Plushenko, Lysacek et Takahashi à la lutte, Joubert en perdition

La compétition messieurs s’est ouverte cette nuit sur de grosses surprises, entre les patineurs qui sont au rendez-vous et ceux qui sont passés au travers. Evgeni Plushenko mène le bal, de peu devant Evan Lysacek et Daisuke Takahashi.

Au vu du nombre de prétendants au podium olympique, ce programme court promettait beaucoup : entre confirmations, surprises et déceptions, le spectacle a largement répondu aux attentes. En tête, un trio s’est détaché assez nettement : moins d’un point sépare Evgeni Plushenko, Evan Lysacek et Daisuke Takahashi.

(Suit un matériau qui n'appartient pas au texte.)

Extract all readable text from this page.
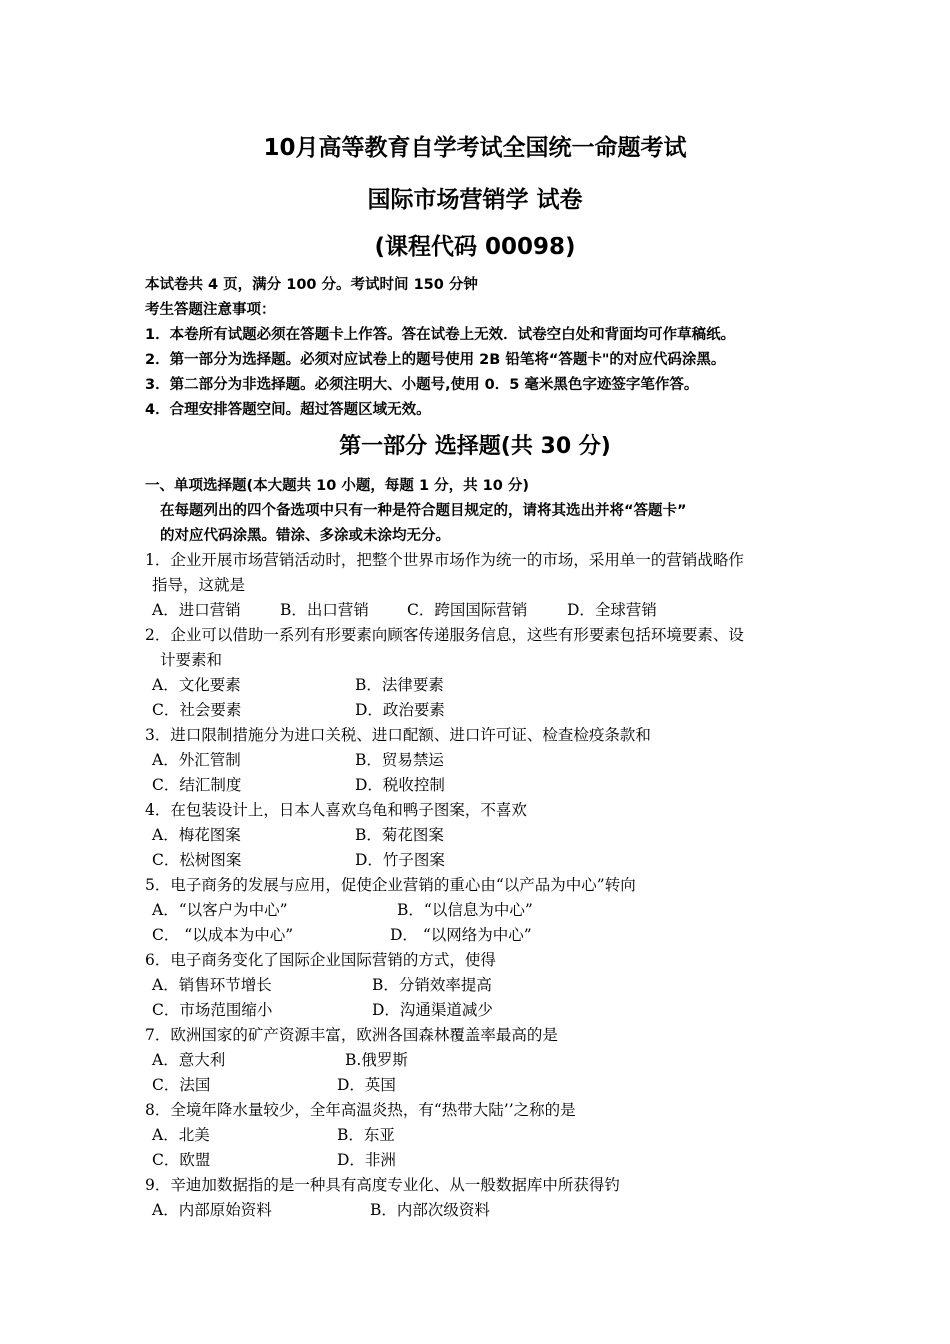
10月高等教育自学考试全国统一命题考试
国际市场营销学 试卷
(课程代码 00098)
本试卷共 4 页，满分 100 分。考试时间 150 分钟
考生答题注意事项：
1．本卷所有试题必须在答题卡上作答。答在试卷上无效．试卷空白处和背面均可作草稿纸。
2．第一部分为选择题。必须对应试卷上的题号使用 2B 铅笔将“答题卡"的对应代码涂黑。
3．第二部分为非选择题。必须注明大、小题号,使用 0．5 毫米黑色字迹签字笔作答。
4．合理安排答题空间。超过答题区域无效。
第一部分 选择题(共 30 分)
一、单项选择题(本大题共 10 小题，每题 1 分，共 10 分)
在每题列出的四个备选项中只有一种是符合题目规定的，请将其选出并将“答题卡”
的对应代码涂黑。错涂、多涂或未涂均无分。
1．企业开展市场营销活动时，把整个世界市场作为统一的市场，采用单一的营销战略作
指导，这就是
A．进口营销	B．出口营销 C．跨国国际营销	D．全球营销
2．企业可以借助一系列有形要素向顾客传递服务信息，这些有形要素包括环境要素、设
计要素和
A．文化要素	B．法律要素
C．社会要素	D．政治要素
3．进口限制措施分为进口关税、进口配额、进口许可证、检查检疫条款和
A．外汇管制	B．贸易禁运
C．结汇制度	D．税收控制
4．在包装设计上，日本人喜欢乌龟和鸭子图案，不喜欢
A．梅花图案	B．菊花图案
C．松树图案	D．竹子图案
5．电子商务的发展与应用，促使企业营销的重心由“以产品为中心”转向
A．“以客户为中心”	B．“以信息为中心”
C． “以成本为中心”	D． “以网络为中心”
6．电子商务变化了国际企业国际营销的方式，使得
A．销售环节增长	B．分销效率提高
C．市场范围缩小	D．沟通渠道减少
7．欧洲国家的矿产资源丰富，欧洲各国森林覆盖率最高的是
A．意大利	B.俄罗斯
C．法国	D．英国
8．全境年降水量较少，全年高温炎热，有“热带大陆’’之称的是
A．北美	B．东亚
C．欧盟	D．非洲
9．辛迪加数据指的是一种具有高度专业化、从一般数据库中所获得钓
A．内部原始资料	B．内部次级资料
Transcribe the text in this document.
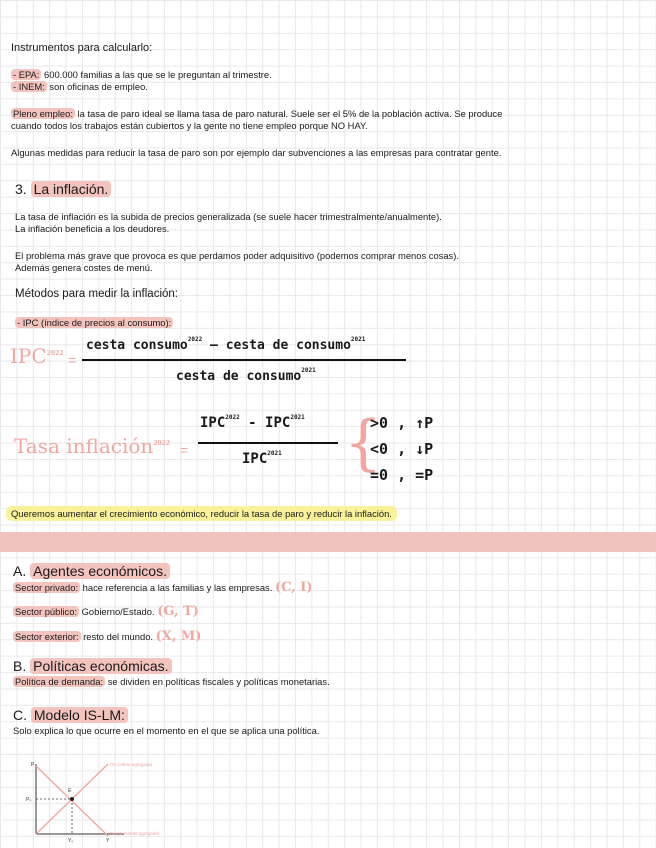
Instrumentos para calcularlo:
- EPA: 600.000 familias a las que se le preguntan al trimestre.
- INEM: son oficinas de empleo.
Pleno empleo: la tasa de paro ideal se llama tasa de paro natural. Suele ser el 5% de la población activa. Se produce
cuando todos los trabajos están cubiertos y la gente no tiene empleo porque NO HAY.
Algunas medidas para reducir la tasa de paro son por ejemplo dar subvenciones a las empresas para contratar gente.
3. La inflación.
La tasa de inflación es la subida de precios generalizada (se suele hacer trimestralmente/anualmente).
La inflación beneficia a los deudores.
El problema más grave que provoca es que perdamos poder adquisitivo (podemos comprar menos cosas).
Además genera costes de menú.
Métodos para medir la inflación:
- IPC (índice de precios al consumo):
$IPC^{2022}$ =
cesta consumo$^{2022}$ – cesta de consumo$^{2021}$
cesta de consumo$^{2021}$
Tasa inflación$^{2022}$ =
$IPC^{2022} - IPC^{2021}$
$IPC^{2021}$ {
>0 , ↑P
<0 , ↓P
=0 , =P
Queremos aumentar el crecimiento económico, reducir la tasa de paro y reducir la inflación.
A. Agentes económicos.
Sector privado: hace referencia a las familias y las empresas. (C, I)
Sector público: Gobierno/Estado. (G, T)
Sector exterior: resto del mundo. (X, M)
B. Políticas económicas.
Política de demanda: se dividen en políticas fiscales y políticas monetarias.
C. Modelo IS-LM:
Solo explica lo que ocurre en el momento en el que se aplica una política.
P
E
P₀
Y₀	Y
OA (oferta agregada)
DA (demanda agregada)
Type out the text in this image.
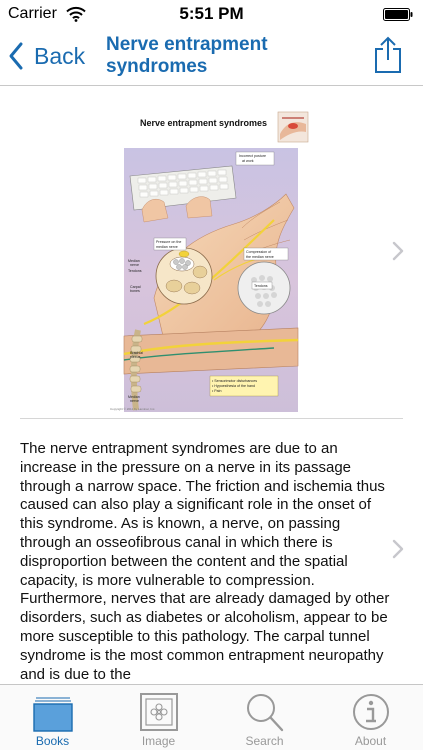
Carrier	5:51 PM
Back Nerve entrapment syndromes
Nerve entrapment syndromes
Incorrect posture
at work
Pressure on the
median nerve
Compression of
the median nerve
Median
nerve
Tendons
Carpal
bones
Tendons
Brachial
plexus
Median
nerve
• Sensorimotor disturbances
• Hypoesthesia of the hand
• Pain
Copyright © 2011 by Laminar, Inc.
The nerve entrapment syndromes are due to an increase in the pressure on a nerve in its passage through a narrow space. The friction and ischemia thus caused can also play a significant role in the onset of this syndrome. As is known, a nerve, on passing through an osseofibrous canal in which there is disproportion between the content and the spatial capacity, is more vulnerable to compression. Furthermore, nerves that are already damaged by other disorders, such as diabetes or alcoholism, appear to be more susceptible to this pathology. The carpal tunnel syndrome is the most common entrapment neuropathy and is due to the
Books	Image	Search	About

On attendait beaucoup du Russe, récent vainqueur du championnat d’Europe. Toujours aussi souverain sur les sauts, très convaincant sur le plan athlétique, il s’est montré à la hauteur de l’enjeu. Ni plus, ni moins … Et si l’on peut encore une fois tresser des louanges au sportif pour avoir su gérer son retour à la compétition et retrouver un niveau impressionnant, les insuffisances sont également évidentes. Sans construction de programme, sans intention musicale, ses objectifs sont remplis une fois les éléments-sauts complétés. Plushenko fait le nécessaire, en estimant qu’il n’a pas besoin de montrer un profil de patineur complet pour l’emporter. Sa stratégie est connue, mais on ne peut s’empêcher de la regretter. Si la note technique de Plushenko est logiquement élevée, il faut tout de même noter qu’il a été légèrement sanctionné sur le plan des composantes, notamment au niveau des transitions. Pas de passe-droit donc pour le champion olympique sortant, et s’il est en position idéale pour l’emporter, il devra se méfier d’une concurrence ambitieuse. Rien à voir avec le succès de 2006 à Turin, où le programme court avait déjà mis fin à tout suspense. Solide sans être irrésistible sur le libre cette saison, Plushenko n’aura guère de marge de manoeuvre, même s’il bénéficiera de l’avantage de patiner en dernière position. Parfois friable, dans les récentes compétitions, en seconde partie de programme, il ne pourra probablement pas se permettre d’assurer. Même si, comme à son habitude, il cherchera à forcer la décision dès la première minute.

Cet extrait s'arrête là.